Dole, 71, first elected to the Senate in 1968, the year of the civil rights bill prohibiting racial discrimination in housing sales and rentals, thus carved himself a leading role on a matter unmentioned in the Contract with America. More moderate on many goals espoused by House Speaker Newt Gingrich, Dole's initiative inspired a willing House to interrupt its work on Contract bills and tackle affirmative action. He also set a campaign agenda for his presidential rivals, including Clinton.
Pitching that issue into the political arena excited Republican guru William Kristol. In a memo to the party, he scolded that the new Congress had done nothing to change people's lives - until affirmative action burst onto the scene. Then, he crowed, "The sudden willingness, even courage, of American politicians to challenge what was until recently unchallengeable - racial preferences - is a clear sign of how completely November's Congressional election has altered our national landscape."

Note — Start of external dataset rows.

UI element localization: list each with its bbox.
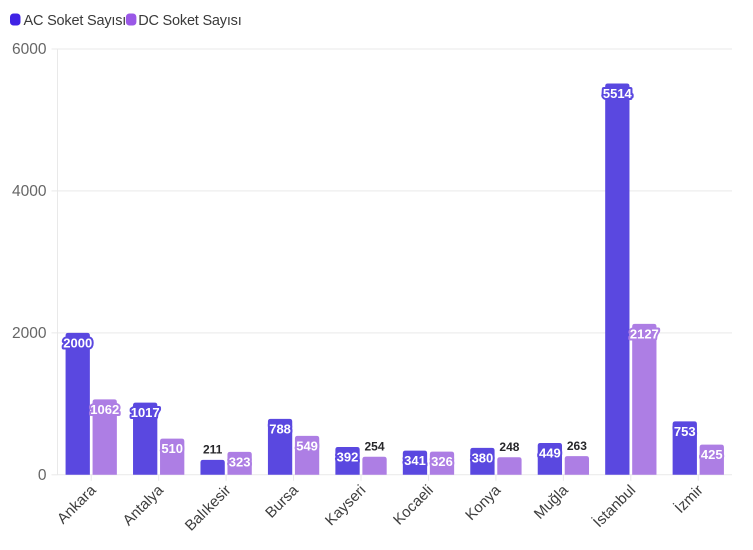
svg-text:1062: 1062 <box>90 402 119 417</box>
svg-text:2000: 2000 <box>63 335 92 350</box>
svg-text:323: 323 <box>229 454 251 469</box>
svg-text:AC Soket Sayısı: AC Soket Sayısı <box>24 13 127 29</box>
svg-text:6000: 6000 <box>12 41 47 58</box>
svg-text:510: 510 <box>161 441 183 456</box>
svg-text:753: 753 <box>674 424 696 439</box>
svg-text:2127: 2127 <box>630 326 659 341</box>
svg-text:5514: 5514 <box>603 86 633 101</box>
svg-text:326: 326 <box>431 454 453 469</box>
svg-text:211: 211 <box>203 443 223 457</box>
svg-text:380: 380 <box>472 450 494 465</box>
svg-text:DC Soket Sayısı: DC Soket Sayısı <box>138 13 241 29</box>
svg-text:248: 248 <box>499 440 519 454</box>
svg-text:549: 549 <box>296 438 318 453</box>
svg-text:788: 788 <box>269 421 291 436</box>
svg-text:1017: 1017 <box>131 405 160 420</box>
svg-text:254: 254 <box>365 439 385 453</box>
svg-text:341: 341 <box>404 453 426 468</box>
svg-text:392: 392 <box>337 449 359 464</box>
svg-text:2000: 2000 <box>12 325 47 342</box>
svg-text:0: 0 <box>38 467 47 484</box>
svg-text:449: 449 <box>539 445 561 460</box>
svg-text:263: 263 <box>567 439 587 453</box>
svg-text:425: 425 <box>701 447 723 462</box>
svg-text:4000: 4000 <box>12 183 47 200</box>
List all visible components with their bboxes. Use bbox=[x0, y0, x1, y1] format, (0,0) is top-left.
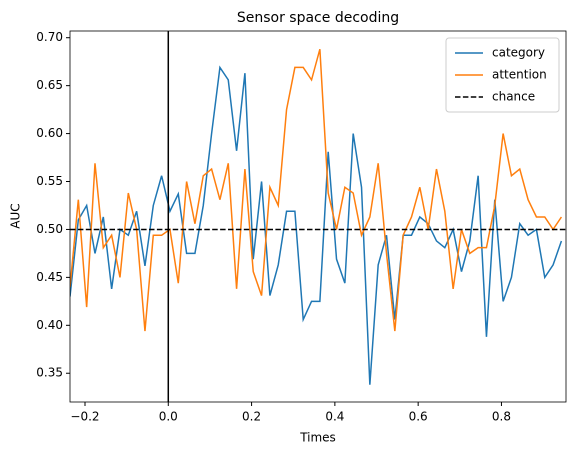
x-tick-label: 0.6 bbox=[409, 410, 428, 424]
y-tick-label: 0.65 bbox=[36, 78, 63, 92]
y-tick-label: 0.35 bbox=[36, 366, 63, 380]
y-tick-label: 0.60 bbox=[36, 126, 63, 140]
line-series bbox=[70, 65, 563, 385]
x-tick-label: 0.4 bbox=[325, 410, 344, 424]
x-tick-label: 0.8 bbox=[492, 410, 511, 424]
axes-frame bbox=[69, 30, 567, 403]
x-axis-label: Times bbox=[299, 431, 336, 445]
y-tick-label: 0.70 bbox=[36, 30, 63, 44]
legend-label: chance bbox=[492, 90, 535, 104]
plot-area bbox=[70, 31, 566, 402]
y-tick-label: 0.40 bbox=[36, 318, 63, 332]
chart-title: Sensor space decoding bbox=[237, 10, 399, 26]
y-axis-label: AUC bbox=[9, 203, 23, 228]
legend-box bbox=[445, 37, 560, 113]
y-tick-label: 0.50 bbox=[36, 222, 63, 236]
legend-label: attention bbox=[492, 68, 547, 82]
y-tick-label: 0.55 bbox=[36, 174, 63, 188]
legend-label: category bbox=[492, 46, 545, 60]
x-tick-label: 0.0 bbox=[159, 410, 178, 424]
x-tick-label: −0.2 bbox=[70, 410, 99, 424]
y-tick-label: 0.45 bbox=[36, 270, 63, 284]
line-series bbox=[70, 49, 563, 332]
x-tick-label: 0.2 bbox=[242, 410, 261, 424]
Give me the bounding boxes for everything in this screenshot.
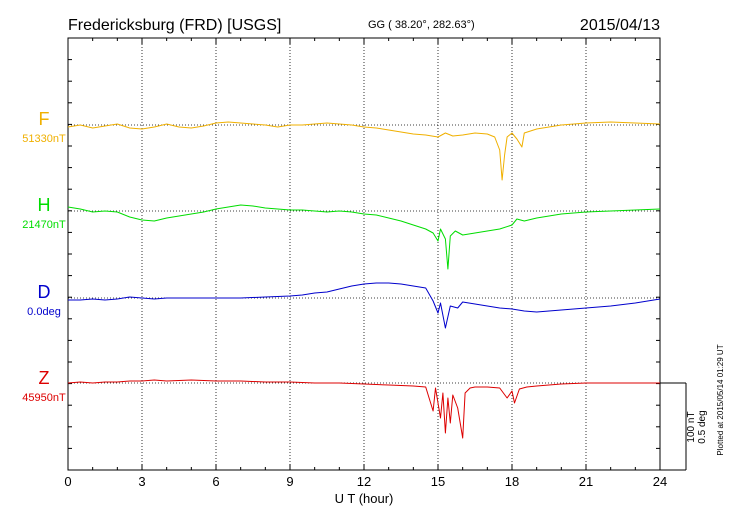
x-tick-label: 24 [653,474,667,489]
x-tick-label: 21 [579,474,593,489]
x-tick-label: 3 [138,474,145,489]
baseline-d: 0.0deg [27,306,61,318]
series-line-z [67,379,660,439]
baseline-z: 45950nT [22,392,66,404]
scale-nT-label: 100 nT [686,411,697,442]
series-label-h: H [38,195,51,215]
series-label-f: F [39,109,50,129]
x-tick-label: 0 [64,474,71,489]
plot-frame [67,37,661,471]
series-labels: F 51330nT H 21470nT D 0.0deg Z 45950nT [22,109,66,404]
series-line-d [68,282,661,329]
series-lines [67,121,661,439]
baseline-f: 51330nT [22,133,66,145]
series-line-h [67,204,661,270]
x-tick-label: 9 [286,474,293,489]
date-label: 2015/04/13 [580,17,660,34]
station-title: Fredericksburg (FRD) [USGS] [68,17,281,34]
plot-grid [67,38,661,470]
baseline-h: 21470nT [22,219,66,231]
x-tick-label: 6 [212,474,219,489]
series-label-z: Z [39,368,50,388]
plotted-timestamp: Plotted at 2015/05/14 01:29 UT [716,344,725,455]
series-line-f [67,121,661,181]
coords-label: GG ( 38.20°, 282.63°) [368,19,475,31]
x-axis: 0 3 6 9 12 15 18 21 24 [64,474,667,489]
series-label-d: D [38,282,51,302]
x-axis-label: U T (hour) [335,491,394,506]
x-tick-label: 18 [505,474,519,489]
x-tick-label: 15 [431,474,445,489]
scale-deg-label: 0.5 deg [697,410,708,443]
scale-bar: 100 nT 0.5 deg [660,382,708,471]
x-tick-label: 12 [357,474,371,489]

For its initial assault, Congress picked an easy target. A rule deferring capital gains tax on the sale of broadcast companies to racial minorities promised big rewards to the principal players in media giant Viacom Inc.'s current plan to sell a cable-TV property to a company led by a black investor. The House voted 381-to-44 - including most Democrats - to repeal that rule.
Dismantling other features of the program may be harder. An ugly example of emotions infesting the debate occurred last month on the University of California campus at Berkeley. In the midst of a petition drive for a repeal referendum, flyers delivered to 15 black students at Berkeley's law school advised: "Rejoice you crybaby niggers - it's affirmative action month. When I see you in class it bugs the hell out of me because you're taking the seat of someone qualified." That sparked a vocal campus protest rally against the racist slur.
To Cathy Wattendorf, born after the civil rights crusades of the 1960s and a child during the women's equality campaign, there may be little remarkable in her campus life among other women and other races. But she is well aware that Blacksburg's 123-year-old Virginia Polytechnic Institute and State University once enrolled no women, and that the air force officer training corps that provided her scholarship grew from all male in 1968 to 20 per cent female now. The national corps commandant visited Virginia Tech and "that was really neat," said Wattendorf, because the top officer is Brig. Gen. Susan Parmeleau. "It's equal," she said, "at least in the air force."
But for Baltimore builder Robert Clay, the political drive to roll back affirmative action for racial minorities is a betrayal. Even now, he says, minorities do not receive a fair share of economic opportunities. He says the majority attitude seems to be "we did it, we did enough, we can do away with it, and we can have a color-blind society." Without affirming it by law, there will be no fairness as long as there is racism, says Clay, and "Let me tell you, racism is alive and well in America."